On boats with only one jib, it is common for the clew of the jib to be abaft the mast, meaning the jib and mainsail overlap. An overlapping jib is called a genoa jib or simply a genoa (see illustration). These are efficiently used when reaching more broadly than a close reach. Alternatively, a boat may carry smaller jibs, to compensate aerodynamics when the main sail is reefed; these more rugged sails are called storm jibs or spitfires.
On a boat with two staysails the inner sail is called the staysail, and the outer (foremost) is called the jib. This combination of two staysails is called a cutter rig (or in North America a yankee pair) and a boat with one mast rigged with two staysails and a mainsail is called a cutter.
On cruising yachts, and nearly all racing sailboats, the jib needs to be worked when tacking. On these yachts, there are two sheets attached to the clew of the jib. As the yacht comes head to wind during a tack, the active sheet is released, and the other sheet (the lazy sheet) on the other side of the boat is pulled in. This sheet becomes the new active sheet until the next tack.
Schooners typically have up to three jibs. The foremost one sets on the topmast forestay and is generally called the jib topsail, a second on the main forestay is called the jib, and the innermost is called the staysail. Actually, all three sails are both jibs and staysails in the generic sense.

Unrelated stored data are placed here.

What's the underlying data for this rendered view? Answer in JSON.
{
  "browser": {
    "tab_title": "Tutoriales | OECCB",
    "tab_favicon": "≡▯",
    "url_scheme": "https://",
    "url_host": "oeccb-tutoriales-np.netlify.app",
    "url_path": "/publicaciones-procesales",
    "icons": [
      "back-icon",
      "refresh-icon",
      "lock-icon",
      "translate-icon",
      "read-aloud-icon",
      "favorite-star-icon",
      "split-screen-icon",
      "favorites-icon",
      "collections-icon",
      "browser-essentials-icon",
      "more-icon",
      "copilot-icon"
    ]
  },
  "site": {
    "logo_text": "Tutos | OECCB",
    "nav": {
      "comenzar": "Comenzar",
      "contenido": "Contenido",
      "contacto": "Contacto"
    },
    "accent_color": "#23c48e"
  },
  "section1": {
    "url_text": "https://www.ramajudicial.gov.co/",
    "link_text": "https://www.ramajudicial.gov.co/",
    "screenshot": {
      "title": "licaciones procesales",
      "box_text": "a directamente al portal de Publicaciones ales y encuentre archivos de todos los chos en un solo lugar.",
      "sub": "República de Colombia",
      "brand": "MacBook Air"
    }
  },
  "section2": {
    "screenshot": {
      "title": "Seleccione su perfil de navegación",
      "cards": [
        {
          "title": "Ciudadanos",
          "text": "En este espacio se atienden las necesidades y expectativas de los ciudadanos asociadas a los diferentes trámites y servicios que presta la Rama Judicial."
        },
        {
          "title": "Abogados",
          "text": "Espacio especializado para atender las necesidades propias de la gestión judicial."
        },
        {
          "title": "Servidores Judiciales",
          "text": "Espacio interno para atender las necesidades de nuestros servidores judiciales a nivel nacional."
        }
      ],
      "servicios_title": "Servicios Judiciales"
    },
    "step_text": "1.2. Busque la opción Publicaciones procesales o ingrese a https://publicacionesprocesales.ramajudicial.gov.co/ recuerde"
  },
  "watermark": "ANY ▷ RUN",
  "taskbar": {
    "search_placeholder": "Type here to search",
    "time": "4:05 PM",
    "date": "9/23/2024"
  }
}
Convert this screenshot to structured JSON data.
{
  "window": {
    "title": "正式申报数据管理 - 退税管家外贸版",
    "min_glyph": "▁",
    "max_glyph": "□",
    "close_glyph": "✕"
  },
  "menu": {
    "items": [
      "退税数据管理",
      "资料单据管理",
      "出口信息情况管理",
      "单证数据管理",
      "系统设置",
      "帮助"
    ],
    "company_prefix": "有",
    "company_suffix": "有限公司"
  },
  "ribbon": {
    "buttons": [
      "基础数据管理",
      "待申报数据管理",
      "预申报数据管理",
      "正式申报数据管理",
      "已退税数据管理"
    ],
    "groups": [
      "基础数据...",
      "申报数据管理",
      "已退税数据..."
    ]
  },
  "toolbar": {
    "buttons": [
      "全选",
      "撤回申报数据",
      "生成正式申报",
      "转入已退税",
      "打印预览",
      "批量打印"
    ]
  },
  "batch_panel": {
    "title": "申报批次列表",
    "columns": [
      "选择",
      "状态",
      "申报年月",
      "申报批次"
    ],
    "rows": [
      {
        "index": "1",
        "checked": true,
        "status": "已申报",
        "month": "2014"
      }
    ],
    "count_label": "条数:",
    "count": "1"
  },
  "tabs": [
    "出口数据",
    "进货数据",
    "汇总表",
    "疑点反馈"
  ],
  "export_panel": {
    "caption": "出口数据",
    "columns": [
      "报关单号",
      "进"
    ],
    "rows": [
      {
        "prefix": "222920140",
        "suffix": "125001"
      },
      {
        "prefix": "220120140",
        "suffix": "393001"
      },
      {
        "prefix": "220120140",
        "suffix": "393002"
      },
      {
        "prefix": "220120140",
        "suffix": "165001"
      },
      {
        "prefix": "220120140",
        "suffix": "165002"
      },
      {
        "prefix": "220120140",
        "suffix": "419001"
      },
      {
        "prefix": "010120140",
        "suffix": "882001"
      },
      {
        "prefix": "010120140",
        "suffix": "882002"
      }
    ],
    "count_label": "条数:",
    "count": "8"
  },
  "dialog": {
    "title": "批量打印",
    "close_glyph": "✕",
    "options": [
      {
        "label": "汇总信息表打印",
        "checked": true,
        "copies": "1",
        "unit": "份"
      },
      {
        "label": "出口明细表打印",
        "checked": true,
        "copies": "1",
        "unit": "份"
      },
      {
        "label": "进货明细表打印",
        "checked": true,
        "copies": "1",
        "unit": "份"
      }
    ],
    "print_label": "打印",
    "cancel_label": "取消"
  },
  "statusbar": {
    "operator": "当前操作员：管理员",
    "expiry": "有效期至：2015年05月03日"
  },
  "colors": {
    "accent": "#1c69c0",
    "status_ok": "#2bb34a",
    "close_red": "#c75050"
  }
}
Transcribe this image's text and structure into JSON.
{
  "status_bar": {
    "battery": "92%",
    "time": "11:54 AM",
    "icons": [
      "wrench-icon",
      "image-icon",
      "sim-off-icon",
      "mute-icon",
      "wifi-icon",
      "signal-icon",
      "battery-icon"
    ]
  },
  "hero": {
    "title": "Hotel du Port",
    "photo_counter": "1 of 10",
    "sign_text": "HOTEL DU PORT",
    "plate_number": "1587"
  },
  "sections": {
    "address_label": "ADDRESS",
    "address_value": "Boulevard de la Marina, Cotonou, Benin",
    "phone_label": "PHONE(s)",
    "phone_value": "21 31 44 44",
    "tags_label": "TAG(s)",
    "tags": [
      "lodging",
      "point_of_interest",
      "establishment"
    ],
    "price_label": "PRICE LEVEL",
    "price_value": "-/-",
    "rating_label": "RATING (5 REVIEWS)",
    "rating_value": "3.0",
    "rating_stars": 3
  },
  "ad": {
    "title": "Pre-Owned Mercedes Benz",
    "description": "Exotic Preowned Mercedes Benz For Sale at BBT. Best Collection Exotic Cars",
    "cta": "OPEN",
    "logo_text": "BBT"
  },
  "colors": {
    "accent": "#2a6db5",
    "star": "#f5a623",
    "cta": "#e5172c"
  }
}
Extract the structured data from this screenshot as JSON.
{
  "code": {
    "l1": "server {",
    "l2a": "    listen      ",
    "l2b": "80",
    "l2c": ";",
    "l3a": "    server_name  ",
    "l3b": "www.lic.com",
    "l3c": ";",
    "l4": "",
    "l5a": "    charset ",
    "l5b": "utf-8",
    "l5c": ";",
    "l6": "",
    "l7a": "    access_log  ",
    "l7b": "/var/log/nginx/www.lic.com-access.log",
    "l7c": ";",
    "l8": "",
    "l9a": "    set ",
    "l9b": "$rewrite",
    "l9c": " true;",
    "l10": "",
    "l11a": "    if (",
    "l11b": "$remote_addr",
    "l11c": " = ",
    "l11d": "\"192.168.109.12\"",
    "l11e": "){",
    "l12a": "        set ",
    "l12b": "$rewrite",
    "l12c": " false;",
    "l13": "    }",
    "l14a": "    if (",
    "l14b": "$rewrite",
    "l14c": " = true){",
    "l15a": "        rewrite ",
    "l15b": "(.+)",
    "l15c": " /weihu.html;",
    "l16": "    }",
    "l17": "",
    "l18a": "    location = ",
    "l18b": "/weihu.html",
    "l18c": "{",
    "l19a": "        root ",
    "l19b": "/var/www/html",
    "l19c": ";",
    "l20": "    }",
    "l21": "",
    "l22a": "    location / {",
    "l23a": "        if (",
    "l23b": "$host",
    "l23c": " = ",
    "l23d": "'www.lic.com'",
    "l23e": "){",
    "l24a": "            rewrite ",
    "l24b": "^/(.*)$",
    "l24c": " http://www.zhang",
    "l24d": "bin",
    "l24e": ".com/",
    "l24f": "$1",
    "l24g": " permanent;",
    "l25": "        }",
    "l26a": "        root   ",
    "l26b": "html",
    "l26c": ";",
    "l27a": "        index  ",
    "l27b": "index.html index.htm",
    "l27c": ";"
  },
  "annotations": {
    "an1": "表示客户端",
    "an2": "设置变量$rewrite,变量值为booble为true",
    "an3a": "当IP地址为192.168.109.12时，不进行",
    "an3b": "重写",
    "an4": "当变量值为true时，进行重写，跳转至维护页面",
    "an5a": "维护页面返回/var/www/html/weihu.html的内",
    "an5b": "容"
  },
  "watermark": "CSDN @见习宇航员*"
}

Original usage in 18th and 19th century square-rigged ships distinguished between the fore staysail, set on the forestay running from the foremast head to the ship's peak, the foremost part of the hull, and the jibs set on stays running to the bowsprit. Jibs, but not staysails, could also be "set flying," i.e. not attached to the standing rigging. Sails set beyond the peak were typically called jibs, set on stays running from the fore topmast to the bowsprit, or the fore topgallant mast to the jibboom or even the fore royal mast to the flying jibboom. A large square-rigged ship typically has four jibs, but could have as many as six.
From forward to aft, these sails are called:
The first two were rarely used except by clipper ships in light winds and were usually set flying. A storm jib was a small jib of heavy canvas set to a stay to help to control the ship in bad weather.
The jib is referenced in the idiom usually spoken as "I like the cut of your jib", generally seen as signifying approval of one's general appearance or respect for their character. The phrase alludes to the maritime practice of identifying far-away ships by noting the "cut" (general shape and configuration) of their sails to determine their status as friend or foe. One such report from the Naval Chronicle (1805)—"we perceived by the cut of their sails, then set, that they were French Ships of War"—is often cited as an early inspiration for the idiom.
Sir Walter Scott used the expression to denote approval in the 1824 novel St. Ronan's Well: "If she disliked what the sailor calls the cut of their jib". John Russell Bartlett later defined the idiom in his 1848 Dictionary of Americanisms as "The form of his profile, the cast of his countenance". This usage alludes to a frequent variation of meaning which describes approval, specifically, of the shape of one's nose, which roughly approximates the frontal position and triangular shape of the jib sail on a boat.